Collecting enough heads is not difficult if you time it correctly.
Pulling the petals off is fiddly.
Getting it to set is difficult and needs a good source of pectin.
Also, dandelions stain - yellow from the pollen and brown from the stems - so wear old clothes when picking them!
The flavour is subtle but it is satisfying to make jam from a weed.
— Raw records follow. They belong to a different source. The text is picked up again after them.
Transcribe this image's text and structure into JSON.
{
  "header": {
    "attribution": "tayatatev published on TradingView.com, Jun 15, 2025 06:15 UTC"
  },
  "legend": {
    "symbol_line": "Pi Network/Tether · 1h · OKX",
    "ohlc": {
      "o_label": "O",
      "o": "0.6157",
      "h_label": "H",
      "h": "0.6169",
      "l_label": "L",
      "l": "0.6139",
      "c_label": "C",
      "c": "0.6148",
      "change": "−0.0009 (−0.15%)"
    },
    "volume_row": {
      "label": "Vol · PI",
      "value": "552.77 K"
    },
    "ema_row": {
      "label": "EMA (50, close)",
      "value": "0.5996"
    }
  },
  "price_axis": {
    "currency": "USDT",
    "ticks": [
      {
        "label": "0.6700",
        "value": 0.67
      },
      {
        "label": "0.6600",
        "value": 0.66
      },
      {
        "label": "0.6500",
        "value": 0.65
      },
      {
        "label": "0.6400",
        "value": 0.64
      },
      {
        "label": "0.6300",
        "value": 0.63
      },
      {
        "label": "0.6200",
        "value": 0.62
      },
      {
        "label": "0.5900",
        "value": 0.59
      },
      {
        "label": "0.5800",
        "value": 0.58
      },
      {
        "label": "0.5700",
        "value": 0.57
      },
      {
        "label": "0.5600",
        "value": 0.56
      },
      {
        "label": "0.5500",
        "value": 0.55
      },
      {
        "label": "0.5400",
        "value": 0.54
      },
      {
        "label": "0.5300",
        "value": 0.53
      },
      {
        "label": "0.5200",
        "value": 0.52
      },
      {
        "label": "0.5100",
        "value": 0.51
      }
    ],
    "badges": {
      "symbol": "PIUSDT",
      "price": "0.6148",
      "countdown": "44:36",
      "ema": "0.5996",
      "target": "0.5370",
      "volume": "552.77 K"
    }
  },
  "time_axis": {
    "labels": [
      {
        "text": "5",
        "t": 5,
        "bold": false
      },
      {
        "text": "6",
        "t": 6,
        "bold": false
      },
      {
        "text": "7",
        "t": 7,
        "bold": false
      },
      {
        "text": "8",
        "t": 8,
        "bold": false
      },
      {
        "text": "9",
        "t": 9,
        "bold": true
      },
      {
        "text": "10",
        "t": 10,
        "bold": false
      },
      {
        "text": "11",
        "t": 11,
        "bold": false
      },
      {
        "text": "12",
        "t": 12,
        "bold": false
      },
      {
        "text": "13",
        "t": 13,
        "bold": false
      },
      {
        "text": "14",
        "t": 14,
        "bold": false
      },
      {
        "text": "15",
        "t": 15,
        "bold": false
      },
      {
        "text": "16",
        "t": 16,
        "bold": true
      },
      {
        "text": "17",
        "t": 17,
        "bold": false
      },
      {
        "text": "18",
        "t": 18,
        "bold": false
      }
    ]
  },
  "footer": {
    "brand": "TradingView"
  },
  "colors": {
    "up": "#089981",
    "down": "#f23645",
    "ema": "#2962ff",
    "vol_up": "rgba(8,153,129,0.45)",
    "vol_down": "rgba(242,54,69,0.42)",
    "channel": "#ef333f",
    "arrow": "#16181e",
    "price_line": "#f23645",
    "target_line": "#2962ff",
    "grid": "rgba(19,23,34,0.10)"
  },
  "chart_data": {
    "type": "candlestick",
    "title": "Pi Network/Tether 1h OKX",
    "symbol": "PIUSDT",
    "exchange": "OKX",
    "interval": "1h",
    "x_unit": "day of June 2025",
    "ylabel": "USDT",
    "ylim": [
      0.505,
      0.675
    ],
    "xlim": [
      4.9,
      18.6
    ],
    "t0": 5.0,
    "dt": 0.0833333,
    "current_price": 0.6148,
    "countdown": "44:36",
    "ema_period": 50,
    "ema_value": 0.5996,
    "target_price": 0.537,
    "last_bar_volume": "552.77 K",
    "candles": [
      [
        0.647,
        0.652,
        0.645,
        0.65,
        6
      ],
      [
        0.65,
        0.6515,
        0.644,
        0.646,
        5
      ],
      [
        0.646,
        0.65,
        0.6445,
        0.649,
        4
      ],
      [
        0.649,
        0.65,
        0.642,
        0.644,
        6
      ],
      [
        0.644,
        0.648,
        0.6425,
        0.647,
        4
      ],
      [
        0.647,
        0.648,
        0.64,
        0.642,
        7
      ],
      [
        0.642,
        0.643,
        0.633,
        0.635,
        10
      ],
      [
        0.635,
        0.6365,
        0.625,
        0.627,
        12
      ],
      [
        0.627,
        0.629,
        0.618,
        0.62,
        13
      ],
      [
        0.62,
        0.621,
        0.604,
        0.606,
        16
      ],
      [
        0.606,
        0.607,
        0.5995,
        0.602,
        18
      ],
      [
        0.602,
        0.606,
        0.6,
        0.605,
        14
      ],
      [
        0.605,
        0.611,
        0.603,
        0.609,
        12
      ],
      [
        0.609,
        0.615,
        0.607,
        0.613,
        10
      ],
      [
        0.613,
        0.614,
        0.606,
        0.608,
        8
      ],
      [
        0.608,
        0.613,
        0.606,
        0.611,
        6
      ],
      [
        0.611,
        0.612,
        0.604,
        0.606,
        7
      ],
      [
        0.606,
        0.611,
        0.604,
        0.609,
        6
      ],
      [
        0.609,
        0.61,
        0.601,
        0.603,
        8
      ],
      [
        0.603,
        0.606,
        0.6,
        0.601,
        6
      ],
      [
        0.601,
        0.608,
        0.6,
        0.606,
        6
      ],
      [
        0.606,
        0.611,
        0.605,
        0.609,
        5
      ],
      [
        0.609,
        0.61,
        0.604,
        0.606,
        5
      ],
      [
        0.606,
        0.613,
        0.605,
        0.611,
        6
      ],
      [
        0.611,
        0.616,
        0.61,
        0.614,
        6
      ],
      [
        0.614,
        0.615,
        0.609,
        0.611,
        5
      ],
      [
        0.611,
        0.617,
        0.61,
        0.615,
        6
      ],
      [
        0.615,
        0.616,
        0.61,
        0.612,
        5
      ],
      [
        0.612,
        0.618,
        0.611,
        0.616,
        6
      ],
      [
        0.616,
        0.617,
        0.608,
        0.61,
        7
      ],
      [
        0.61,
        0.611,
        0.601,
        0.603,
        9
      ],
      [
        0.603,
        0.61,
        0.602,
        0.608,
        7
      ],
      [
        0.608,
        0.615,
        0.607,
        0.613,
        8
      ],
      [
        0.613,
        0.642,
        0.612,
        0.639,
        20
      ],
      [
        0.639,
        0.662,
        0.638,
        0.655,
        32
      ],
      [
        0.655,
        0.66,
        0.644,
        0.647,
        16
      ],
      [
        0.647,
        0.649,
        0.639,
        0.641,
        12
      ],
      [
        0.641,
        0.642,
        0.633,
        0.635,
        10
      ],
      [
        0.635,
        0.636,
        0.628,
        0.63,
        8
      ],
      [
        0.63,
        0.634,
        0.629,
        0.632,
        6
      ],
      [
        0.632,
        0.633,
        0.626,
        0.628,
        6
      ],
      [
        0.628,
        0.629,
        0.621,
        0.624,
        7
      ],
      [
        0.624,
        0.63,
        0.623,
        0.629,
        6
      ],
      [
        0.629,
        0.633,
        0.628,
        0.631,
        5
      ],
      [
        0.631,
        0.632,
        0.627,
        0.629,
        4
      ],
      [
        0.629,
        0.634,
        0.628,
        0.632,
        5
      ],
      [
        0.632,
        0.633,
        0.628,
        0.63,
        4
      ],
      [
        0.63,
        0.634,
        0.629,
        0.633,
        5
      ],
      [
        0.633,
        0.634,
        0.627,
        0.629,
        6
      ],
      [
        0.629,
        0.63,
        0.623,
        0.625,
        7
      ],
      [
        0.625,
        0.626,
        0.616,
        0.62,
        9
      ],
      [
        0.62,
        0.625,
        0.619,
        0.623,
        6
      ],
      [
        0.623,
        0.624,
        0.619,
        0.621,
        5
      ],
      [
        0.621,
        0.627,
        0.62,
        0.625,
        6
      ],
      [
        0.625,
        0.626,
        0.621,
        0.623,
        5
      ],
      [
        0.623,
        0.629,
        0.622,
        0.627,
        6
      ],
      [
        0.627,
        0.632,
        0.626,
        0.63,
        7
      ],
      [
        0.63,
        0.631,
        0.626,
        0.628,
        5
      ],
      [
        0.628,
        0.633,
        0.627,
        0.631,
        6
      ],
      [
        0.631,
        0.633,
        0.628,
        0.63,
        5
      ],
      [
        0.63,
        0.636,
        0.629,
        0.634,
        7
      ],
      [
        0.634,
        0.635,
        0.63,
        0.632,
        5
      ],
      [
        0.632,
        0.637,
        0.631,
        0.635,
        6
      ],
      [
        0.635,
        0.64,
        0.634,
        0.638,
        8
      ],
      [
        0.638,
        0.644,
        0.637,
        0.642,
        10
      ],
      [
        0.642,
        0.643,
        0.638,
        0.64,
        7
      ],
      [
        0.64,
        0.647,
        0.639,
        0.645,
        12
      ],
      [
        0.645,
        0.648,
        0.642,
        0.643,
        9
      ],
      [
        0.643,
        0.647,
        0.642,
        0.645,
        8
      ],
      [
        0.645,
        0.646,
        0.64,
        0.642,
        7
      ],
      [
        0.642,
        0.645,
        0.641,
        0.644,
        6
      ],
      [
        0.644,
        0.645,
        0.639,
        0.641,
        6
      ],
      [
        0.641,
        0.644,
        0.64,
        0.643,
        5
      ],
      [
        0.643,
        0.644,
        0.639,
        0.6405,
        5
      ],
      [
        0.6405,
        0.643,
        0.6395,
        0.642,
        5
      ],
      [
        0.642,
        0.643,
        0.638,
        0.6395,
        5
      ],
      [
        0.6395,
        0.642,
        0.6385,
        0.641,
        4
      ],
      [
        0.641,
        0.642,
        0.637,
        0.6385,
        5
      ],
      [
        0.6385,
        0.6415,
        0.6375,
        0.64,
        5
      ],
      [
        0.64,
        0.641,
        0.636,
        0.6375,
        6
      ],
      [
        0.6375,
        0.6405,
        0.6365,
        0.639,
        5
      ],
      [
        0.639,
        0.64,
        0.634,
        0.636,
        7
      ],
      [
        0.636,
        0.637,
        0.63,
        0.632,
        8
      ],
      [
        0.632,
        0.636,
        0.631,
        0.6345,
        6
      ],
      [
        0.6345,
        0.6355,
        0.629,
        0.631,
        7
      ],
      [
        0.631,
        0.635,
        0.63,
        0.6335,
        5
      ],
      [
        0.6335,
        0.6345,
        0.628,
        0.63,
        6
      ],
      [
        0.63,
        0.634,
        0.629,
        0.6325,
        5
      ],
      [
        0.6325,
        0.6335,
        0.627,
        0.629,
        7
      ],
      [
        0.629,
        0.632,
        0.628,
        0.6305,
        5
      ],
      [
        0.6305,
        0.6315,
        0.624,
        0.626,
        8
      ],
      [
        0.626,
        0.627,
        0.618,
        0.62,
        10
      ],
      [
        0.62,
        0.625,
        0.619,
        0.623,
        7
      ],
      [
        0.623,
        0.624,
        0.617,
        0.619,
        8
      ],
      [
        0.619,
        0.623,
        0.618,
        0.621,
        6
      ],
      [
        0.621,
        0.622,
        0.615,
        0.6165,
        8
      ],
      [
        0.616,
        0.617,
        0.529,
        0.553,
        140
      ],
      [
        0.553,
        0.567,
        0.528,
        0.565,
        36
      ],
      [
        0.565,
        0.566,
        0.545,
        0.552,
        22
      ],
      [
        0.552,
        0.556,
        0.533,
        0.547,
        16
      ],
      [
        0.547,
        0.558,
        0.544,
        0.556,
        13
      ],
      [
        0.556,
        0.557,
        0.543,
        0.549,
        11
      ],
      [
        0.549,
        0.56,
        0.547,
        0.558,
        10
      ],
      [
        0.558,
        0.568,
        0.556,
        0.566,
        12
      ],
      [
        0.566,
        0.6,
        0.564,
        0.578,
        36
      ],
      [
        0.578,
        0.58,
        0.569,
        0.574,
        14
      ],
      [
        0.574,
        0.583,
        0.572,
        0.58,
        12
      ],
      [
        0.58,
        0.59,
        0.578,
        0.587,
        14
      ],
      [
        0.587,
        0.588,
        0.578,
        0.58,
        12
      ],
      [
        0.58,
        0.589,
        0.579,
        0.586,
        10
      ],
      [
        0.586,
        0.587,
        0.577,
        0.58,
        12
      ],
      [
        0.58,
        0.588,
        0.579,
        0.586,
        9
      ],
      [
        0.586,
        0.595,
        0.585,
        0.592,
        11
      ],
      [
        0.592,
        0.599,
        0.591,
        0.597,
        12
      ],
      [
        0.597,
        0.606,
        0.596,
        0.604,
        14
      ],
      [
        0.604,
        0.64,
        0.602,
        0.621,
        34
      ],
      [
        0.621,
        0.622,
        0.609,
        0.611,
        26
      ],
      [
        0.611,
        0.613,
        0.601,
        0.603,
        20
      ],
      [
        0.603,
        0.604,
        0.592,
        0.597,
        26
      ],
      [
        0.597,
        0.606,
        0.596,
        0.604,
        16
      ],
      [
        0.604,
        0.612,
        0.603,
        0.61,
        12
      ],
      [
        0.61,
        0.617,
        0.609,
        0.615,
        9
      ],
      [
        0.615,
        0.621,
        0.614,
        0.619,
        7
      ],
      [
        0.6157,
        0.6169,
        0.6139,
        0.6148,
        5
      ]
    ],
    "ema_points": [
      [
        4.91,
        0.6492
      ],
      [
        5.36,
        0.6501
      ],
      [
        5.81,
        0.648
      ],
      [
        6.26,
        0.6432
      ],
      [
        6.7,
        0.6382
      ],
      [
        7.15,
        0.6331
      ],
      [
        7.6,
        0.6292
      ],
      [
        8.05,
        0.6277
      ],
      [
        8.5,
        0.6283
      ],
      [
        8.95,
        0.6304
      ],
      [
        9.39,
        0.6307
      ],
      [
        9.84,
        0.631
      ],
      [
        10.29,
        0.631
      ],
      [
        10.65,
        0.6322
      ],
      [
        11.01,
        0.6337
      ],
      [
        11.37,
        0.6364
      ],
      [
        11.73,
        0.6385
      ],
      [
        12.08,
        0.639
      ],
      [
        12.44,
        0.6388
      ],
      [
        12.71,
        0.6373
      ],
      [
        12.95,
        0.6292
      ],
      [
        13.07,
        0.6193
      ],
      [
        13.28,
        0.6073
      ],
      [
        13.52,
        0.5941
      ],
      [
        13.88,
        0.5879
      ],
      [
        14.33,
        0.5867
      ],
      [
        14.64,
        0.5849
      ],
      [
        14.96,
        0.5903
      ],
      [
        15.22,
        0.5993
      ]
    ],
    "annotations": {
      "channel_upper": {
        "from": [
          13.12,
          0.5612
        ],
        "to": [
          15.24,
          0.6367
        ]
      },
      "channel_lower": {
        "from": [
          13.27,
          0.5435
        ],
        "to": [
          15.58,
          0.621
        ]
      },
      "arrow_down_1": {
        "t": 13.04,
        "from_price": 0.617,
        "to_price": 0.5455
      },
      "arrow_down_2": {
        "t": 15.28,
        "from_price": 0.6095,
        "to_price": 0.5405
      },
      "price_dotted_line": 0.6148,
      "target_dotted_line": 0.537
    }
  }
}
It certainly is an unusual jam so will that make it more or less likely to sell?

Dandelion Jam

250g dandelion petals (no green parts) + a few extra
2 oranges
1 lemon
225g gooseberries
1.5 litres water
1 kg granulated sugar
225ml Certo bottled pectin

Pull the petals from the green parts of the dandelion heads and place in the preserving pan. Slice oranges & lemons (peel & all) and add to the pan. Add the gooseberries and water then bring to the boil and simmer for an hour. Scald a jelly bag then pour the mix into it and allow it to drip for a few hours. Clean the preserving pan and return the liquid to it. Add the sugar and stir until fully dissolved. Bring to the boil and boil rapidly for about 10 minutes. Add the bottled pectin then return to a rolling boil until the setting point is reached. Remove from the heat, stir in the reserved dandelion petals and ladle into warmed jars and seal immediately.